Dalla Classificazione Nazionale dei Dispositivi Medici (CND) alla nuova Classificazione Italiana (CID)

Novità da gennaio 2026

Dal 1° gennaio 2026 entrerà in vigore ufficialmente la nuova Classificazione Italiana dei Dispositivi Medici (CID), che sostituirà integralmente la Classificazione Nazionale Dispositivi (CND) introdotta nel 2007. Questo cambiamento risponde alla necessità di adeguare la nomenclatura nazionale agli standard europei definiti dai recenti regolamenti UE (MDR e IVDR).

Novità rispetto alla Classificazione Nazionale dei Dispositivi Medici (CND)

Rispetto alla classificazione attuale (CND), la CID introduce una serie di cambiamenti significativi. La più evidente riguarda la struttura stessa della classificazione, ora pienamente armonizzata con la European Medical Device Nomenclature (EMDN). Nella nuova CID, infatti, i primi sette livelli della struttura ad albero corrispondono esattamente alla nomenclatura europea, facilitando così la registrazione dei dispositivi nella futura banca dati europea Eudamed. Oltre il settimo livello, la CID prevede ulteriori livelli per esigenze specifiche, purché giustificati e documentati.

Un’altra importante novità è l’estensione della classificazione a tutti i dispositivi regolamentati, inclusi quelli medico-diagnostici in vitro (IVD) e i prodotti estetici e sanitari definiti dall’Allegato XVI del Regolamento (UE) 2017/745 sui dispositivi medici.

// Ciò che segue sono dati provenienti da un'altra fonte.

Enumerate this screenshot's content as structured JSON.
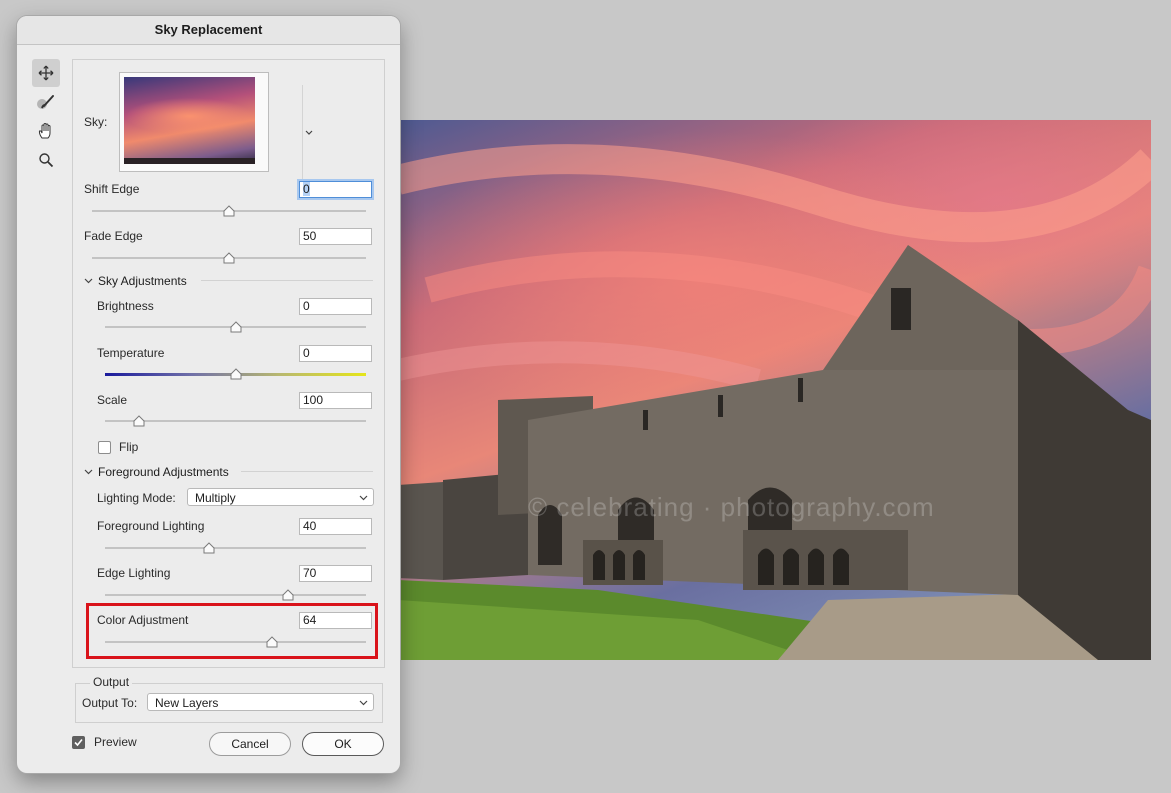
{
  "dialog": {
    "title": "Sky Replacement",
    "tools": [
      {
        "name": "move-sky-icon",
        "active": true
      },
      {
        "name": "sky-brush-icon",
        "active": false
      },
      {
        "name": "hand-icon",
        "active": false
      },
      {
        "name": "zoom-icon",
        "active": false
      }
    ],
    "sky_label": "Sky:",
    "shift_edge": {
      "label": "Shift Edge",
      "value": "0",
      "slider_fraction": 0.5
    },
    "fade_edge": {
      "label": "Fade Edge",
      "value": "50",
      "slider_fraction": 0.5
    },
    "sky_adjustments": {
      "label": "Sky Adjustments",
      "brightness": {
        "label": "Brightness",
        "value": "0",
        "slider_fraction": 0.5
      },
      "temperature": {
        "label": "Temperature",
        "value": "0",
        "slider_fraction": 0.5
      },
      "scale": {
        "label": "Scale",
        "value": "100",
        "slider_fraction": 0.13
      },
      "flip": {
        "label": "Flip",
        "checked": false
      }
    },
    "foreground_adjustments": {
      "label": "Foreground Adjustments",
      "lighting_mode": {
        "label": "Lighting Mode:",
        "value": "Multiply"
      },
      "foreground_lighting": {
        "label": "Foreground Lighting",
        "value": "40",
        "slider_fraction": 0.4
      },
      "edge_lighting": {
        "label": "Edge Lighting",
        "value": "70",
        "slider_fraction": 0.7
      },
      "color_adjustment": {
        "label": "Color Adjustment",
        "value": "64",
        "slider_fraction": 0.64
      }
    },
    "output": {
      "group_label": "Output",
      "output_to_label": "Output To:",
      "output_to_value": "New Layers"
    },
    "preview": {
      "label": "Preview",
      "checked": true
    },
    "cancel_label": "Cancel",
    "ok_label": "OK"
  },
  "photo": {
    "watermark": "© celebrating · photography.com"
  },
  "colors": {
    "highlight": "#d9121a",
    "focus": "#4f8ed8"
  }
}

Tra gli elementi che caratterizzano la nuova classificazione vi è anche l’apertura all’evoluzione tecnologica del settore. Nel caso del software medico ad esempio, la CID prevede codici specifici e dettagliati, consentendo una gestione più accurata e un monitoraggio preciso. Similmente, dispositivi con caratteristiche specifiche di sicurezza – come gli aghi ipodermici dotati di meccanismi anti-puntura – riceveranno una classificazione distinta rispetto alle varianti tradizionali.

Dalla CND alla CID: cambiamenti per aziende e strutture sanitarie

Per i produttori e gli importatori, l’introduzione della CID comporterà un adeguamento delle procedure di registrazione nella banca dati nazionale dei dispositivi medici. Si dovrà verificare la necessità di aggiornare le documentazioni tecniche, le procedure regolatorie interne, e formare il personale per utilizzare correttamente i nuovi codici.

Dal lato delle strutture sanitarie, come ospedali, ASL e centrali di acquisto, il passaggio potrebbe richiedere un aggiornamento dei sistemi informatici e delle procedure amministrative legate a gare, acquisti e monitoraggio dei consumi. Nel breve termine ciò implicherebbe che le centrali d’acquisto dovranno definire la mappatura CND↔CID per assicurare continuità.

La maggior granularità della CID potrà permettere di impostare gare più mirate, ad esempio distinguendo all’interno di una stessa famiglia di dispositivi quelli con caratteristiche specifiche (es: aghi con o senza sistema di sicurezza).

Prospettive future e benefici attesi dalla nuova Classificazione Italiana Dispositivi Medici

Il pieno allineamento con l’EMDN europea agevolerà l’interoperabilità della banca dati italiana con Eudamed, migliorando la tracciabilità internazionale dei dispositivi. Inoltre, la CID sarà soggetta ad aggiornamenti continui e possibilmente (articolo 1, comma 330, lettera b) legge n. 207 del 2024) annuali, permettendo così di rimanere al passo con l’innovazione tecnologica e le esigenze cliniche emergenti.

Un altro possibile beneficio sarà nella sorveglianza sugli incidenti e nella gestione delle tecnologie in uso. I report ministeriali, l’ultimo del 7 Aprile 2025, potranno essere più specifici e al passo con le tecnologie, determinando un riferimento più preciso anche nell’analisi dell’andamento degli incidenti nei report post-commercializzazione dei fabbricanti. Le aziende sanitarie in questo modo potranno individuare immediatamente quanti e quali dispositivi di quella specifica categoria hanno in uso o in stock. 

Ciò migliorerebbe la gestione dei dispositivi medici per tecnologia, anche in ottica di Health Technology Assessment permettendo una più chiara comparazione di tecnologie e procedure sanitarie ed effettuare valutazioni cliniche ed economiche più accurate potendo riferirsi più agevolmente a codici in uso nell’Unione.